June 15th, 2007 at 11:17 pm
guyal
You lost me for a bit with the mixed use of definitions - I saw “P2P” and thought “Peer-to-Peer” as in “our underlying technical architecture is more like Skype than like a Web server”, but its “player to player”. Which is way better, b/c using P2P server tech here would be … odd … And I thought there were going to be interesting security questions about trusting the P2P nodes. Nevermind.
So on to the real show - funded by an A list, connected VC like Bessemer, so…w00t…high fives all around. Real interesting that they’d back something that will be used almost 100% for violation of TOS, i.e. breach of contract. I assume Bessemer’s thinking is, “Sure, it might be a breach, but that hasn’t stopped all the B2C versions, not to mention Player Auctions, sooooo, so far that question is answered in our favor. That’s worth an A round.”

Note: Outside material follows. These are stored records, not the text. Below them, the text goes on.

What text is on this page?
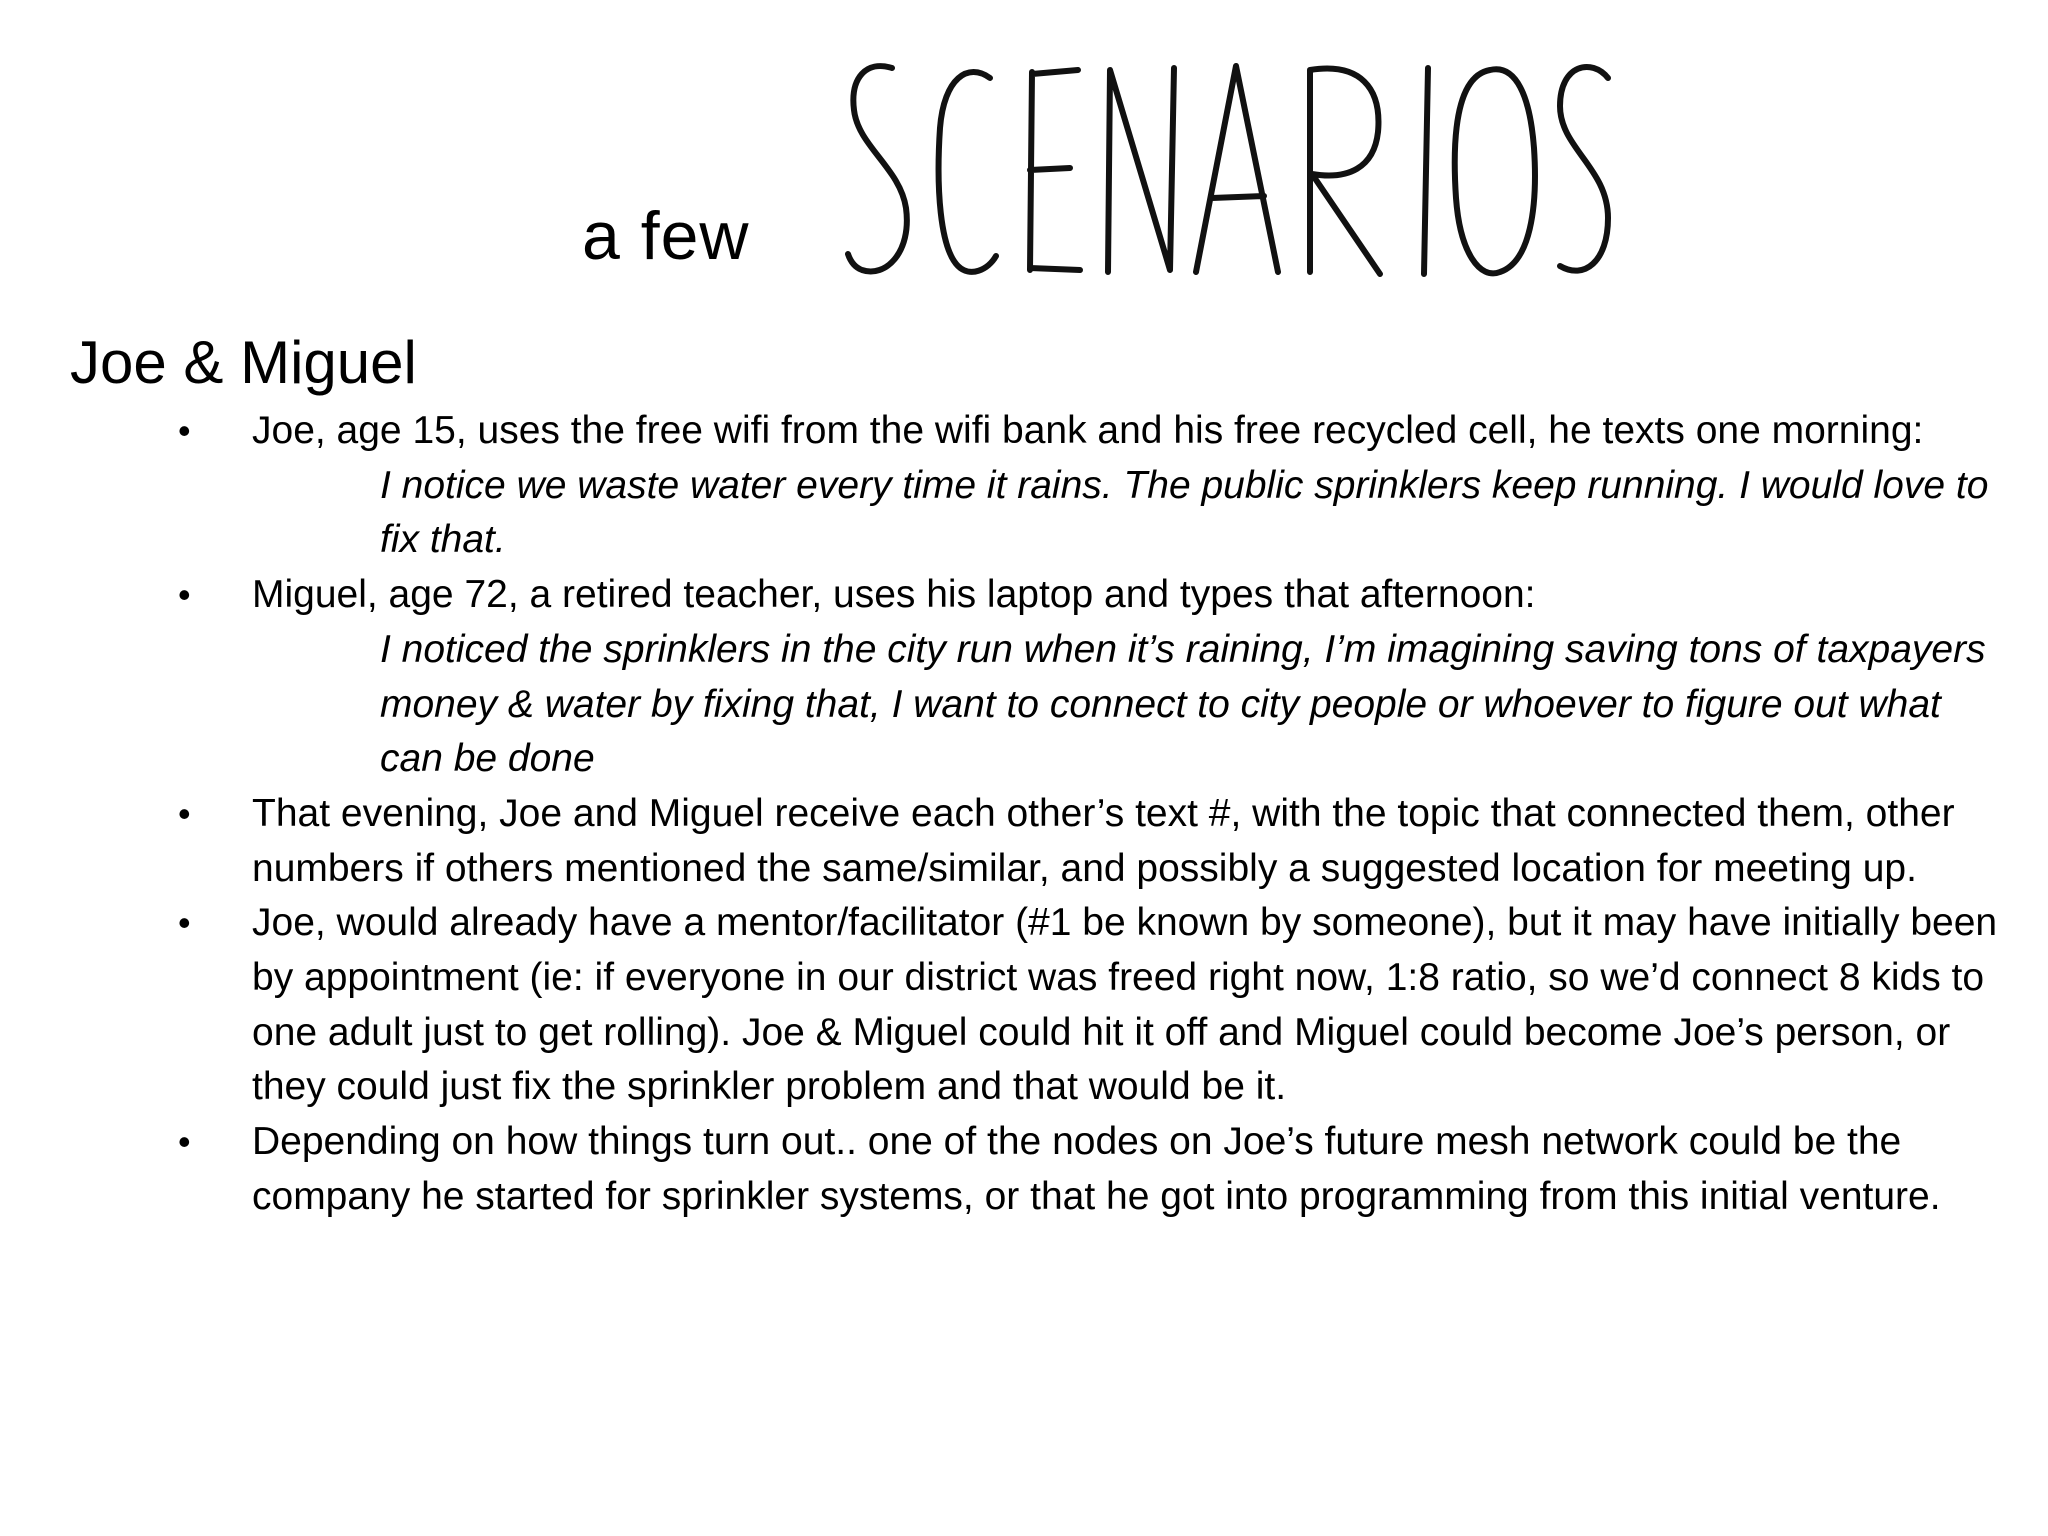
a few
Joe & Miguel
• Joe, age 15, uses the free wifi from the wifi bank and his free recycled cell, he texts one morning:
I notice we waste water every time it rains. The public sprinklers keep running. I would love to fix that.
• Miguel, age 72, a retired teacher, uses his laptop and types that afternoon:
I noticed the sprinklers in the city run when it’s raining, I’m imagining saving tons of taxpayers money & water by fixing that, I want to connect to city people or whoever to figure out what can be done
• That evening, Joe and Miguel receive each other’s text #, with the topic that connected them, other numbers if others mentioned the same/similar, and possibly a suggested location for meeting up.
• Joe, would already have a mentor/facilitator (#1 be known by someone), but it may have initially been by appointment (ie: if everyone in our district was freed right now, 1:8 ratio, so we’d connect 8 kids to one adult just to get rolling). Joe & Miguel could hit it off and Miguel could become Joe’s person, or they could just fix the sprinkler problem and that would be it.
• Depending on how things turn out.. one of the nodes on Joe’s future mesh network could be the company he started for sprinkler systems, or that he got into programming from this initial venture.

June 15th, 2007 at 11:19 pm
Matt
Yeah, I’d agree guyal. The fact that Blizzard never went after IGE, for instance, seems like it tells us a lot about Blizzard’s own assessment of the situation.
–matt
June 15th, 2007 at 11:25 pm
guyal
PS Sparter’s CEO will be participating in a day long “Virtual Goods Summit” — http://www.vgsummit.com - at Stanford next Friday. I guess I know what I’ll be doing that day.

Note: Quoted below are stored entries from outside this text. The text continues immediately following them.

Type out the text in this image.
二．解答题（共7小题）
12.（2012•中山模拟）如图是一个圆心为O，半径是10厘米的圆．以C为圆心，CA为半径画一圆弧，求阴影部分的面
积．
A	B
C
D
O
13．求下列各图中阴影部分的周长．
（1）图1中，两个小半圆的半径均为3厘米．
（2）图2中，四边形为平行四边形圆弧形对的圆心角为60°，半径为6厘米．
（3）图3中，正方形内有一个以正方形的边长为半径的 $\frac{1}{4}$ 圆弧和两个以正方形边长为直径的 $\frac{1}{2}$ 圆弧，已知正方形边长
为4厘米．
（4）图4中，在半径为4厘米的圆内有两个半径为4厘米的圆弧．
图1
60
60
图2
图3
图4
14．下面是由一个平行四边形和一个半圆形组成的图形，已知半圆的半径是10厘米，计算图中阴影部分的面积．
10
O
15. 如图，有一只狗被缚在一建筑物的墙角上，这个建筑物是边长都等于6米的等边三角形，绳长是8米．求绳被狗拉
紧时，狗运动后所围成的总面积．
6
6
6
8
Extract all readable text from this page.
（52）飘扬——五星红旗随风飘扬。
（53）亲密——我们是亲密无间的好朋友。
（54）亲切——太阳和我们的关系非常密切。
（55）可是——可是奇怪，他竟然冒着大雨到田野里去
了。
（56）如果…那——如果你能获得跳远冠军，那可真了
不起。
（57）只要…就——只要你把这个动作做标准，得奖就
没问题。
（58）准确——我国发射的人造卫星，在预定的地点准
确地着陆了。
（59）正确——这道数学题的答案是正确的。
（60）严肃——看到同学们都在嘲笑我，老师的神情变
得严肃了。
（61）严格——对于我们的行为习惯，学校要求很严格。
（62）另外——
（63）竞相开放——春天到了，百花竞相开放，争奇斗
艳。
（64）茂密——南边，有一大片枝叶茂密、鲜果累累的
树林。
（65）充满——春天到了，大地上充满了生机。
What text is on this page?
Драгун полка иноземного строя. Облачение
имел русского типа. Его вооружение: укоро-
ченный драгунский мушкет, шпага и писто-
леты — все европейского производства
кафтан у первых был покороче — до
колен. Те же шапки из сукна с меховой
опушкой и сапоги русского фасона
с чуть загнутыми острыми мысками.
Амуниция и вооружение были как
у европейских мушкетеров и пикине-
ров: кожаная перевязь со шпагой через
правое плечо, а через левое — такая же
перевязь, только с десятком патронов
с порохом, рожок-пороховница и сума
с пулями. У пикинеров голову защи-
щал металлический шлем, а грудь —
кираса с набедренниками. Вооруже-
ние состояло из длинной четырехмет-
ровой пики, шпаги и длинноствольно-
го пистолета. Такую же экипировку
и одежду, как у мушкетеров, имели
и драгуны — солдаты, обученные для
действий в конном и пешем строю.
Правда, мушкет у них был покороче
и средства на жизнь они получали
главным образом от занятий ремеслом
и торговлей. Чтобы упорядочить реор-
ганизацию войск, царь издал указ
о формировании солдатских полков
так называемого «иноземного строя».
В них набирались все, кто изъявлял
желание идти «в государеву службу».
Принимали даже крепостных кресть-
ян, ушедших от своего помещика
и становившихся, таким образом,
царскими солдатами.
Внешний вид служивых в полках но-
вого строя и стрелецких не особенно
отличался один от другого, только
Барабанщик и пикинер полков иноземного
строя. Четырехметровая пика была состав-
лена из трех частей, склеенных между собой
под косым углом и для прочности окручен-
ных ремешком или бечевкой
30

June 15th, 2007 at 11:29 pm
Matt
I’m considering driving down for that too but am undecided at the moment.
June 16th, 2007 at 10:45 am
Paul
An interesting point of this is that Sparter’s website claims ’support’ from the games it lists. One game, EVE Online, has uber-strict policies about Real-money Transactions.
Of course, CCP, the developer of EVE, is aware. Should be interesting to see the aftermath of this, be it a large purblicity stunt, or a quiet out-of-court settlement.